Un fait caractéristique au Liban et qui exprime
un attachement, une nostalgie au patrimoine sont
des noms de familles qui deviennent des noms de
villes, de villages ou de bourgs. Si l’on cherche
les cas sont nombreux et intéressants :
La région
de Fayadieh était le domaine de la famille
Fayad. Le village de Mradiye était le fief
de la famille Mrad…
A
Hazmieh, sur les hauteurs de Beyrouth, sur une pente
très agréable, se trouve un domaine
de 50 hectares qui était le fief des Asfour,
et qui prit le nom de Asfourieh.

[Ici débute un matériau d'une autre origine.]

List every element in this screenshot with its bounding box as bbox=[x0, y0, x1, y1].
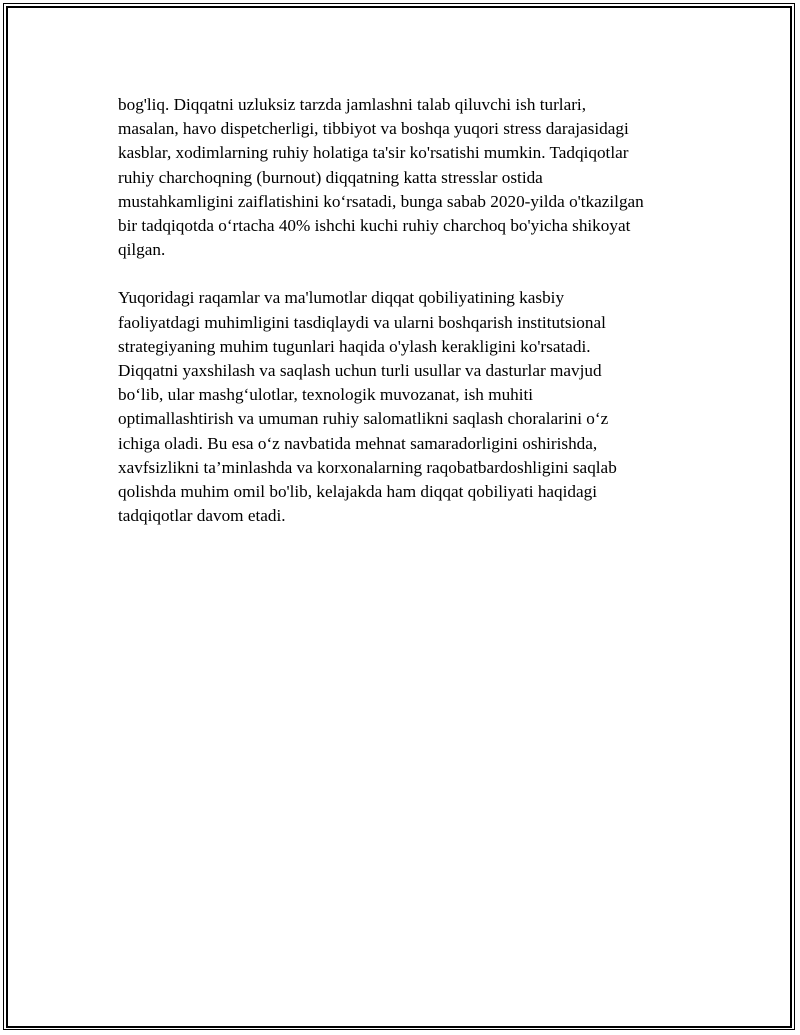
text-line: masalan, havo dispetcherligi, tibbiyot va boshqa yuqori stress darajasidagi bbox=[118, 119, 629, 139]
text-line: bog'liq. Diqqatni uzluksiz tarzda jamlashni talab qiluvchi ish turlari, bbox=[118, 95, 587, 114]
text-line: qilgan. bbox=[118, 240, 166, 260]
text-line: faoliyatdagi muhimligini tasdiqlaydi va ularni boshqarish institutsional bbox=[118, 312, 606, 332]
paragraph-1 bbox=[118, 93, 690, 262]
text-line: Yuqoridagi raqamlar va ma'lumotlar diqqat qobiliyatining kasbiy bbox=[118, 288, 565, 308]
text-line: kasblar, xodimlarning ruhiy holatiga ta'sir ko'rsatishi mumkin. Tadqiqotlar bbox=[118, 143, 629, 163]
text-line: mustahkamligini zaiflatishini ko‘rsatadi, bunga sabab 2020-yilda o'tkazilgan bbox=[118, 191, 644, 211]
text-line: optimallashtirish va umuman ruhiy salomatlikni saqlash choralarini o‘z bbox=[118, 409, 609, 429]
text-line: Diqqatni yaxshilash va saqlash uchun turli usullar va dasturlar mavjud bbox=[118, 361, 602, 381]
text-line: xavfsizlikni ta’minlashda va korxonalarning raqobatbardoshligini saqlab bbox=[118, 457, 617, 477]
text-line: bo‘lib, ular mashg‘ulotlar, texnologik muvozanat, ish muhiti bbox=[118, 385, 534, 405]
text-line: strategiyaning muhim tugunlari haqida o'ylash kerakligini ko'rsatadi. bbox=[118, 336, 591, 356]
text-line: ruhiy charchoqning (burnout) diqqatning katta stresslar ostida bbox=[118, 167, 543, 187]
document-body bbox=[118, 93, 690, 552]
text-line: qolishda muhim omil bo'lib, kelajakda ham diqqat qobiliyati haqidagi bbox=[118, 482, 598, 502]
text-line: bir tadqiqotda o‘rtacha 40% ishchi kuchi ruhiy charchoq bo'yicha shikoyat bbox=[118, 216, 631, 236]
paragraph-2 bbox=[118, 286, 690, 528]
text-line: ichiga oladi. Bu esa o‘z navbatida mehnat samaradorligini oshirishda, bbox=[118, 433, 598, 453]
text-line: tadqiqotlar davom etadi. bbox=[118, 506, 286, 526]
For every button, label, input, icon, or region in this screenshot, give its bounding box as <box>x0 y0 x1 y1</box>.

Cela s’est déroulé
au début du XXème siècle, car
à l’époque, et même avant, les
missions chrétiennes occidentales étaient
nombreuses, et chaque mission trouvait des adeptes
et des sympathisants car sous l’occupation Ottomane,
injuste et cruelle les gens acceptaient tous les
nouveaux venus pour se débarrasser de l’occupant
et tyran turc.
Les hôpitaux,
les écoles, les activités d’éveil,
le développement, le sentiment national,
les besoins d’expression et de liberté etc…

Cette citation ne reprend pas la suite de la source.